Do You Have Food Sensitivities?
Food sensitivities are very common and manifest themselves in many different ways. Common signs of food sensitivities include:
• Digestive Upset: Symptoms include nausea, stomach pain, heartburn, gas, diarrhea, cramps, or bloating which begin immediately or up to several hours following a meal.
• Headaches or Migraines: Most people who suffer from migraines can point to a specific food, or several foods, that seem to kick off their headaches. Common triggers include wheat, dairy, yeast, corn, and eggs. Tyramines are another common irritant, and they can be found in foods including cheese, wine, avocados, bananas and citrus foods.
• Depression or Anxiety: More than 90 percent of serotonin is produced in the gut, which is often referred to as our “second brain.” It therefore makes sense that what happens in the gut affects our moods.
• Skin Disorders: These include eczema, rosacea, acne and psoriasis. Research has indicated that the gut and skin are tightly related, and removing trigger foods can make a big difference in keeping sufferers more comfortable.
• Fatigue: Food sensitivities cause inflammation, which taxes the body. If this occurs on a chronic basis, it can lead to constantly feeling tired.
• Joint Pain: It may seem hard to believe, but research has shown a connection between joints and the gut. Many patients with joint pain noticed significant improvement when problem foods were removed from their diets.
• Insomnia: The body’s inflammatory response to problem foods can make it difficult to fall asleep and stay asleep. An unfortunate side effect is that lack of sleep can make the body crave things like bread, sugar and alcohol, which exacerbate the problem.

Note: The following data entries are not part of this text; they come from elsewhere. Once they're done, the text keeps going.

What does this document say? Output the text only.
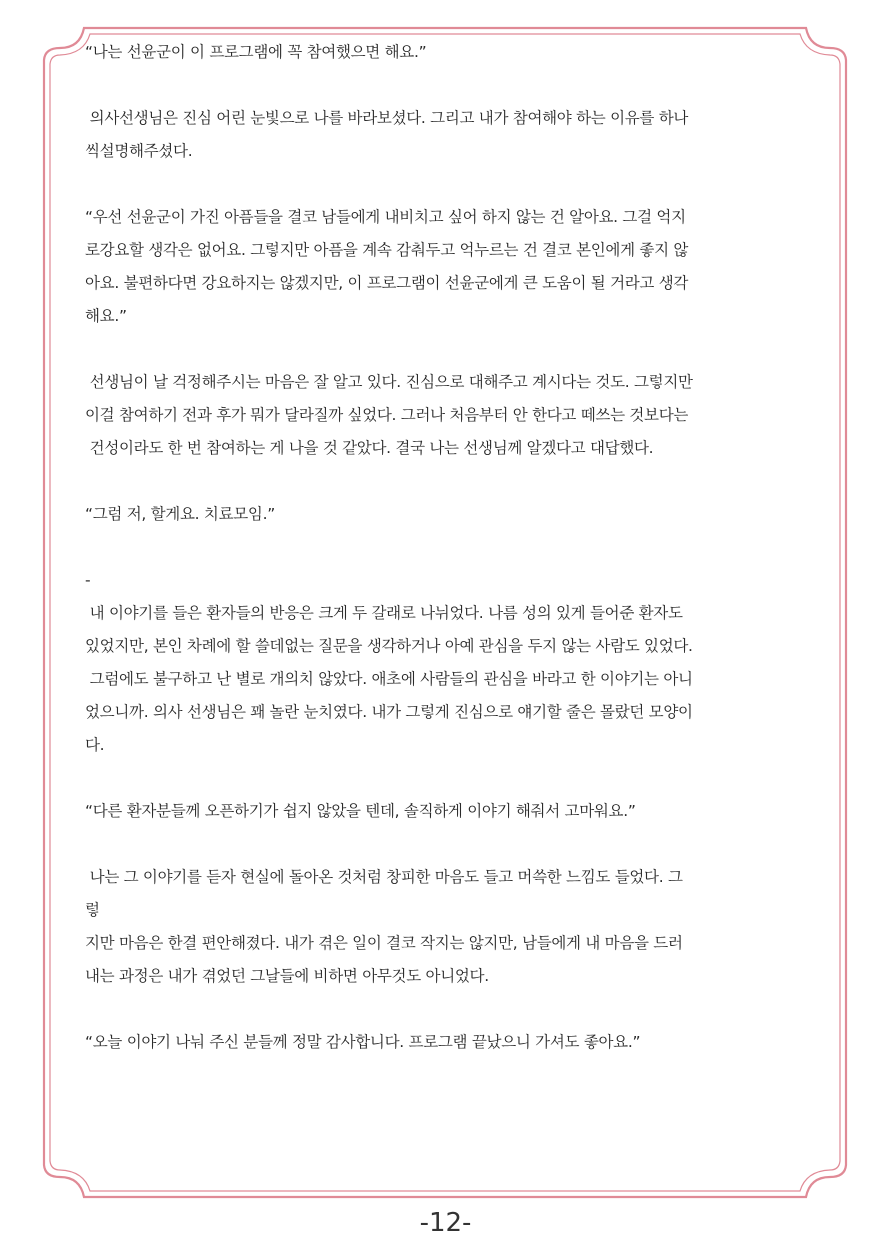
“나는 선윤군이 이 프로그램에 꼭 참여했으면 해요.”

의사선생님은 진심 어린 눈빛으로 나를 바라보셨다. 그리고 내가 참여해야 하는 이유를 하나
씩설명해주셨다.

“우선 선윤군이 가진 아픔들을 결코 남들에게 내비치고 싶어 하지 않는 건 알아요. 그걸 억지
로강요할 생각은 없어요. 그렇지만 아픔을 계속 감춰두고 억누르는 건 결코 본인에게 좋지 않
아요. 불편하다면 강요하지는 않겠지만, 이 프로그램이 선윤군에게 큰 도움이 될 거라고 생각
해요.”

선생님이 날 걱정해주시는 마음은 잘 알고 있다. 진심으로 대해주고 계시다는 것도. 그렇지만
이걸 참여하기 전과 후가 뭐가 달라질까 싶었다. 그러나 처음부터 안 한다고 떼쓰는 것보다는
건성이라도 한 번 참여하는 게 나을 것 같았다. 결국 나는 선생님께 알겠다고 대답했다.

“그럼 저, 할게요. 치료모임.”

-

내 이야기를 들은 환자들의 반응은 크게 두 갈래로 나뉘었다. 나름 성의 있게 들어준 환자도
있었지만, 본인 차례에 할 쓸데없는 질문을 생각하거나 아예 관심을 두지 않는 사람도 있었다.
그럼에도 불구하고 난 별로 개의치 않았다. 애초에 사람들의 관심을 바라고 한 이야기는 아니
었으니까. 의사 선생님은 꽤 놀란 눈치였다. 내가 그렇게 진심으로 얘기할 줄은 몰랐던 모양이
다.

“다른 환자분들께 오픈하기가 쉽지 않았을 텐데, 솔직하게 이야기 해줘서 고마워요.”

나는 그 이야기를 듣자 현실에 돌아온 것처럼 창피한 마음도 들고 머쓱한 느낌도 들었다. 그
렇
지만 마음은 한결 편안해졌다. 내가 겪은 일이 결코 작지는 않지만, 남들에게 내 마음을 드러
내는 과정은 내가 겪었던 그날들에 비하면 아무것도 아니었다.

“오늘 이야기 나눠 주신 분들께 정말 감사합니다. 프로그램 끝났으니 가셔도 좋아요.”

-12-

• Weight Gain: Food sensitivities can interfere with the signals the gut sends to the brain after eating, leading the brain to indicate a higher “set point” for weight than a healthy person would have.
• Allergies: Runny nose, blocked ears, coughing and sinus pain may be linked with food sensitivities. Research has indicated that patients show considerable improvement after removing trigger foods from their diets.
WHAT DO WE RECOMMEND?
1. The most cost-effective way to determine your food sensitivities is an Elimination Diet. Most common triggers are eliminated and re-introduced over a period of weeks. This requires vigilance, discipline and an ability to keep a food journal.
2. We offer food sensitivity testing, also known as the Alletess, which is done by blood draw. On the plus side, you will get a very specific list of 184 foods and your level of sensitivity. However, it is not covered by insurance and costs $350. The results take about three weeks to come in. When sorting through food reactions gets overwhelming, the Alletess can help provide very specific answers.